Scott v. New York State Division of Parole

Appeal from a judgment of the Supreme Court (Ceresia, Jr., J.), entered February 8, 2005 in Albany County, which dismissed petitioner’s application, in proceeding pursuant to CPLR article 78, to review a determination of the Board of Parole denying petitioner’s request for parole release.

In 1999, petitioner pleaded guilty to manslaughter in the second degree after he was accused of conspiring with an ac*951quaintance to kill his business partner. Following a heated argument with the victim, petitioner drove the acquaintance to the victim’s home and provided him with a gun, whereupon the acquaintance fatally shot the victim and injured the victim’s girlfriend by shooting her in the head. Petitioner confessed to his involvement in the crime more than four years later after he was arrested for felony marihuana possession. He was sentenced to 5 to 15 years in prison and made his first appearance before the Board of Parole in December 2003. The Board denied petitioner’s request for parole release and its decision was affirmed on administrative appeal. Petitioner then commenced this CPLR article 78 proceeding challenging that decision. Supreme Court dismissed the petition, resulting in this appeal.
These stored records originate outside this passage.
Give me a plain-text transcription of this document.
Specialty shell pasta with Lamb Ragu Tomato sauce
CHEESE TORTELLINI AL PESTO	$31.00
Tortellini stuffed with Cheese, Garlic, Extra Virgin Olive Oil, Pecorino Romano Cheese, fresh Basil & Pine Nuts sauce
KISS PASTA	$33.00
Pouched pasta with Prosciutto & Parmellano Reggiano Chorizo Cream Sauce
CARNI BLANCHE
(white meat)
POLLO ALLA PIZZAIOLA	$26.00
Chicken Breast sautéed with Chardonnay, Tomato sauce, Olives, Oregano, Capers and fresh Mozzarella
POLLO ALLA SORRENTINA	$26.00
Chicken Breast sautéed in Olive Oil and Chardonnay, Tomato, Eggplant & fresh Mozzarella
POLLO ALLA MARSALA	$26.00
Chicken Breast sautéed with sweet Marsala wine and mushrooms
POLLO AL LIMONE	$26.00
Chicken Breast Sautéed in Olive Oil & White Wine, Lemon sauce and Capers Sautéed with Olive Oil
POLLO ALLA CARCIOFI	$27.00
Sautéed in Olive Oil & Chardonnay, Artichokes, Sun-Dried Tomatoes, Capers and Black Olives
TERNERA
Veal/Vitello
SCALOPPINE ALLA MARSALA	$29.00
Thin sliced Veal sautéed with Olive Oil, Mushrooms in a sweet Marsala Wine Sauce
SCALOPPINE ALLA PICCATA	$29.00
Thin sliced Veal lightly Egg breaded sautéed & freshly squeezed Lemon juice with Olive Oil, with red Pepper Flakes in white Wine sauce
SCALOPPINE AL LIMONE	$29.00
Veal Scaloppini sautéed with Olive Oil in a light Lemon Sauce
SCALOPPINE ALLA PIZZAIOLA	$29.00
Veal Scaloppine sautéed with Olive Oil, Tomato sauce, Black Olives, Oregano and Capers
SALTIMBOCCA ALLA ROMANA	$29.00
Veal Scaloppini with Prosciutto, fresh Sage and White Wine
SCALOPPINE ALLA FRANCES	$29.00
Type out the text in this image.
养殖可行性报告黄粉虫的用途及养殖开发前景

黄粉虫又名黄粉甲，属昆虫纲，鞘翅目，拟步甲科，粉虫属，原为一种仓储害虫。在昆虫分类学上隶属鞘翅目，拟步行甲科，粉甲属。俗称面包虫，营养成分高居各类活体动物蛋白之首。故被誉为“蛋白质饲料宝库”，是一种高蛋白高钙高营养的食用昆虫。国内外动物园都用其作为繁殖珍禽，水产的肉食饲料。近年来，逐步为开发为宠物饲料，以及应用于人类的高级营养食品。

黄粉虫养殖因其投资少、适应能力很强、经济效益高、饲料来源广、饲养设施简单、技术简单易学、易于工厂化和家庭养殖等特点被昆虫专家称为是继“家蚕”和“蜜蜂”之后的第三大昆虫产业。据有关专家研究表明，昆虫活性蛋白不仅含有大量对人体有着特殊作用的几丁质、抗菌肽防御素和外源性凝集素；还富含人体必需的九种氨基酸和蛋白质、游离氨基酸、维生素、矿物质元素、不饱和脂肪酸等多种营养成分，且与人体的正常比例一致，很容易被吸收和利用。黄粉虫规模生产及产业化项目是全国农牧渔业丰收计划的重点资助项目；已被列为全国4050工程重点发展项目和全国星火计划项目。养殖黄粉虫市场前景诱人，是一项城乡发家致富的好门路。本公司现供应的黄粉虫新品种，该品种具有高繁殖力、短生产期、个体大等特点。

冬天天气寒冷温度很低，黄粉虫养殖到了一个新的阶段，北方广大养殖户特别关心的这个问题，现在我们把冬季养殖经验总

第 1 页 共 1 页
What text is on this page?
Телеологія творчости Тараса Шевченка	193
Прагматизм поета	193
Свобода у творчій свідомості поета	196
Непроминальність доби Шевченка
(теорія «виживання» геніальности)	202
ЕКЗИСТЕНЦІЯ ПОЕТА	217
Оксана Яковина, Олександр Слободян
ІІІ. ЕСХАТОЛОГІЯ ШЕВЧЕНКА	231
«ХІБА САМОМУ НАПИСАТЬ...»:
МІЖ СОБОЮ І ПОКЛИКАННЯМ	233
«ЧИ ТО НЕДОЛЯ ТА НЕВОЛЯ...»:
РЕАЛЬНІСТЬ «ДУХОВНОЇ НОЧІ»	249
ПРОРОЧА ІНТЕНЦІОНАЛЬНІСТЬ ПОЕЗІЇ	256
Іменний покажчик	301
Contrary to petitioner’s claim, the Board took into account the relevant factors in denying his request for parole release, including the serious nature of his crime as well as his receipt of a certificate of earned eligibility, remorse for his conduct, program accomplishments, vocational skills, clean disciplinary record and postrelease plans for employment and residence (see Executive Law § 259-i [1] [a]; [2] [c] [A]; see also Matter of Davis v New York State Bd. of Parole, 17 AD3d 970, 970 [2005]; Matter of Aulet v Travis, 17 AD3d 883, 884 [2005]). Furthermore, there is nothing to substantiate petitioner’s claim that the Board’s decision was part of an executive policy to deny release to violent felons (see Matter of Davis v New York State Bd. of Parole, supra at 970). On the record as a whole, we do not find that the Board’s decision exhibits “ ‘irrationality bordering on impropriety’ ” (Matter of Silmon v Travis, 95 NY2d 470, 476 [2000], quoting Matter of Russo v New York State Bd. of Parole, 50 NY2d 69, 77 [1980]) and, therefore, we decline to disturb it. We have considered petitioner’s remaining contentions and find them to be unavailing.

Cardona, P.J., Mercure, Crew III, Peters and Spain, JJ., concur. Ordered that the judgment is affirmed, without costs.